We will tailgate and buy cheesy potatoes and carmel apples from the cheerleaders and the FFA down by the football field,
and they will judge the floats,
and our lousy football team will beat whatever lousy team they've matched us up with on this day, because you always win at Homecoming.
And the stands will be packed with old people and kids who graduated last year,
and we will shiver and drink out of our thermoses and sing, "Hail to Webberville!" and stand up when the band plays it, clapping to the beat and yelling, "Hey!" at the end,
all in unison with our fists to the sky.

And afterwards, the cars will circle the track and the court will be introduced,
ending with the four senior couples, and they will slowly and tediously read the bios for each one over the loudspeaker, as the boys escort the shivering girls to their places.

And the whole time I will not quite be able to take it all in,
I will be kept from seeing the big picture,
because for me, all I will see is him.
All night long, I will know where he is, over by concessions, down by the gate,
up at the top of the stands, I will just know it by my sixth sense.
And I will look at the other mothers, so relaxed, as if this happens every day, and I will think to myself, "Can't you see that my son is the best of them all? Can't you see how handsome he is, how beautiful, how he outshines every other one?"

I can remember like it was yesterday, holding him in the back of the church,
with his head on my shoulder,
glad that he fussed so I could stand back there,
so I could have an excuse to focus just on him,
legitimately,
feeling my place as his mother so keenly,
and enjoying it so completely.

I can remember the rush of feeling in my chest when I kissed his little lips,
like falling in love,
and how he was so utterly and completely mine when he could fit in my arms.

And now I am bawling here all by myself.

But I want to feel it,
I want to think about it,
because this feeling of seeing him bloom,
beginning to let him go,
is just as powerful a joy, although painful,
as when I was his possessor.

Does that make sense?

My heart is just so full I can't stand it.














It was his first dance, Homecoming Dance of his senior year, and it was Middle Child's first dance too, as a freshman, and she fit right in to the house full of senior kids getting ready around her.
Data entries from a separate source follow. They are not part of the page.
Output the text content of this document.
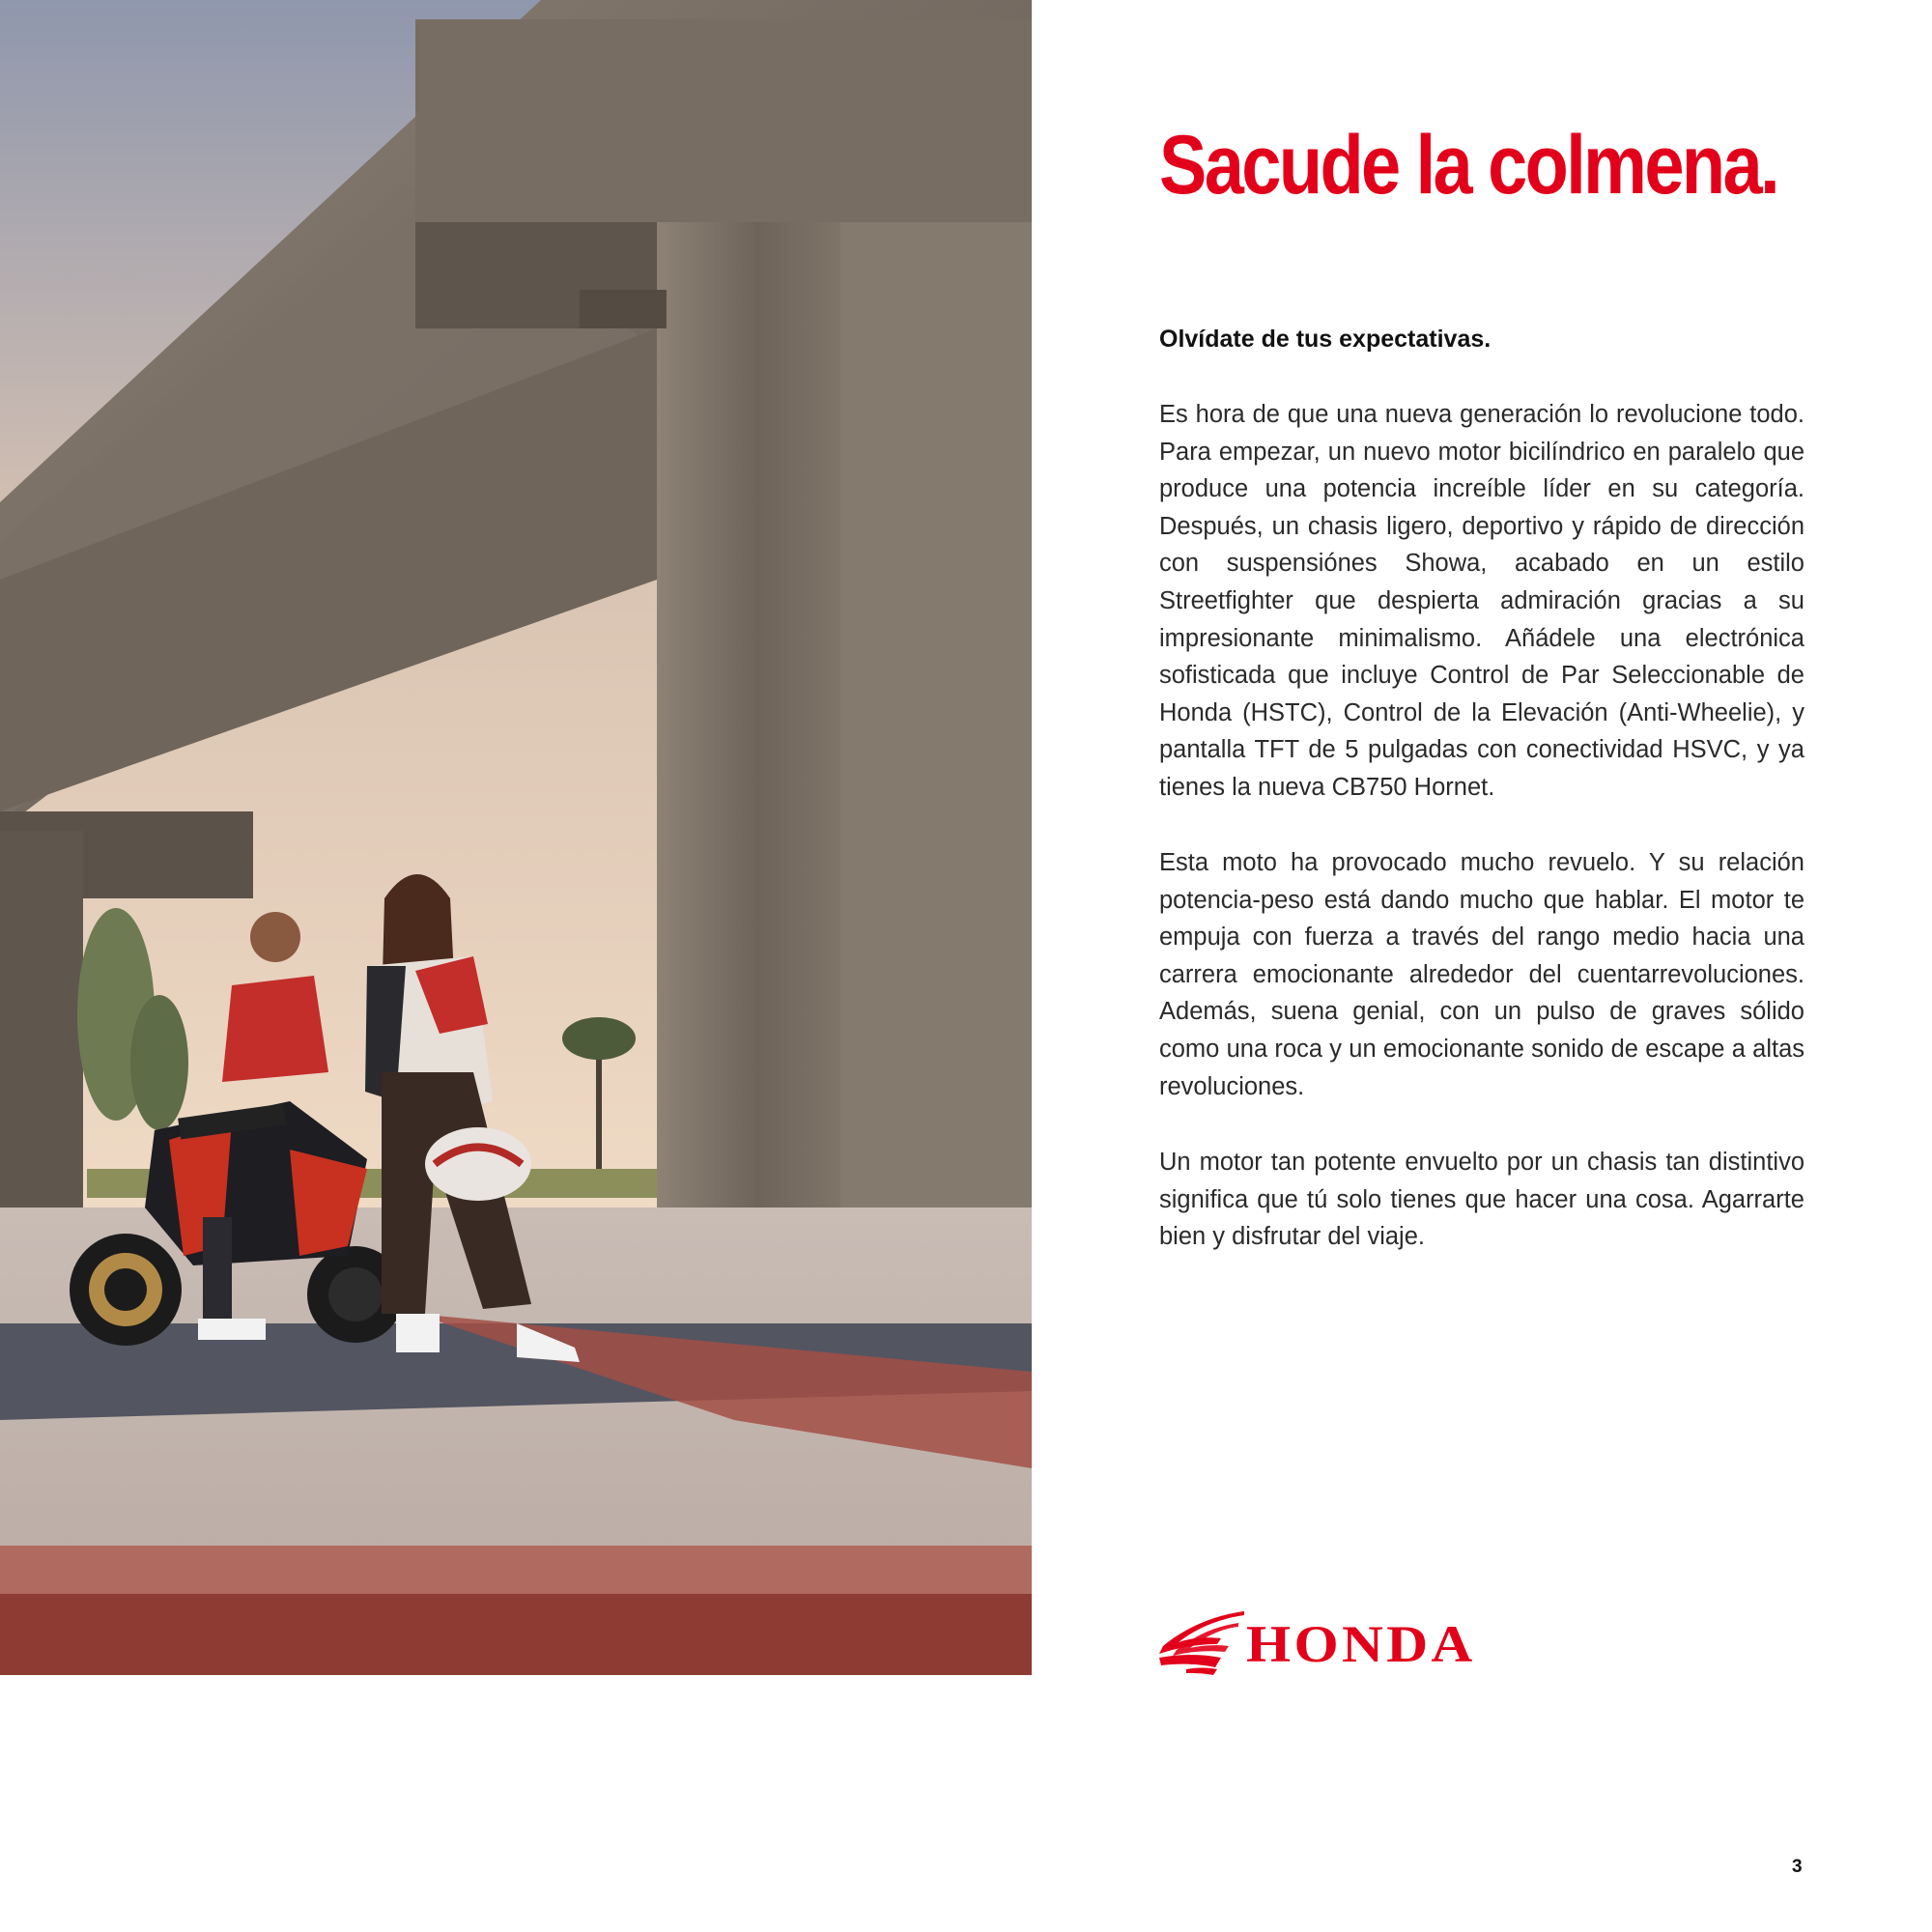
Sacude la colmena.
Olvídate de tus expectativas.

Es hora de que una nueva generación lo revolucione todo. Para empezar, un nuevo motor bicilíndrico en paralelo que produce una potencia increíble líder en su categoría. Después, un chasis ligero, deportivo y rápido de dirección con suspensiónes Showa, acabado en un estilo Streetfighter que despierta admiración gracias a su impresionante minimalismo. Añádele una electrónica sofisticada que incluye Control de Par Seleccionable de Honda (HSTC), Control de la Elevación (Anti-Wheelie), y pantalla TFT de 5 pulgadas con conectividad HSVC, y ya tienes la nueva CB750 Hornet.

Esta moto ha provocado mucho revuelo. Y su relación potencia-peso está dando mucho que hablar. El motor te empuja con fuerza a través del rango medio hacia una carrera emocionante alrededor del cuentarrevoluciones. Además, suena genial, con un pulso de graves sólido como una roca y un emocionante sonido de escape a altas revoluciones.

Un motor tan potente envuelto por un chasis tan distintivo significa que tú solo tienes que hacer una cosa. Agarrarte bien y disfrutar del viaje.

HONDA
3
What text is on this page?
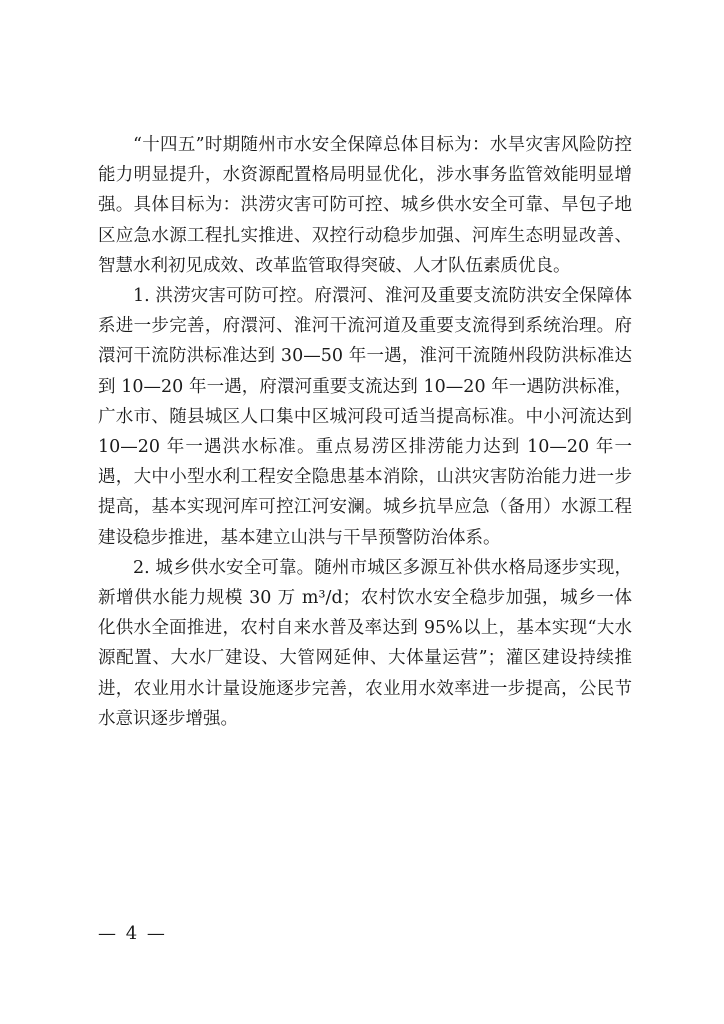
“十四五”时期随州市水安全保障总体目标为：水旱灾害风险防控能力明显提升，水资源配置格局明显优化，涉水事务监管效能明显增强。具体目标为：洪涝灾害可防可控、城乡供水安全可靠、旱包子地区应急水源工程扎实推进、双控行动稳步加强、河库生态明显改善、智慧水利初见成效、改革监管取得突破、人才队伍素质优良。

1. 洪涝灾害可防可控。府澴河、淮河及重要支流防洪安全保障体系进一步完善，府澴河、淮河干流河道及重要支流得到系统治理。府澴河干流防洪标准达到 30—50 年一遇，淮河干流随州段防洪标准达到 10—20 年一遇，府澴河重要支流达到 10—20 年一遇防洪标准，广水市、随县城区人口集中区城河段可适当提高标准。中小河流达到 10—20 年一遇洪水标准。重点易涝区排涝能力达到 10—20 年一遇，大中小型水利工程安全隐患基本消除，山洪灾害防治能力进一步提高，基本实现河库可控江河安澜。城乡抗旱应急（备用）水源工程建设稳步推进，基本建立山洪与干旱预警防治体系。

2. 城乡供水安全可靠。随州市城区多源互补供水格局逐步实现，新增供水能力规模 30 万 m³/d；农村饮水安全稳步加强，城乡一体化供水全面推进，农村自来水普及率达到 95%以上，基本实现“大水源配置、大水厂建设、大管网延伸、大体量运营”；灌区建设持续推进，农业用水计量设施逐步完善，农业用水效率进一步提高，公民节水意识逐步增强。

— 4 —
So many endings and beginnings.

*

4 comments:

Brian Miller said...

smiles. proud mom....nice looking son...the letting go...dont even want to think about yet...

Joann said...

This is the third time now for me to read this. And yes, I cried a third time. I can so relate to your words, "painful joy."

Loving you.

Heidi Lee said...

Gulp.
Lump in throat.

It all happened too fast.

I remember coming to visit you in Florida, and you handing him immediately to me the minute I stepped off the plane.

Such the proud mommy, beaming, practically throwing him into my arms like you were saying, "Here he is, he is perfect and wonderful and YOU get to hold him all the way to the car!" And I was so excited to do so. He was this teddy bear of a little baby that would make my heart melt when he would smile with those big, beautiful cheeks and no teeth.

I wish I could go back.

Lisa Y. said...

You did it! Heather, you raised up that bundle of snuggles into a young man. As a proud mother of a soon to be man, I feel ya, babe, I feel ya!!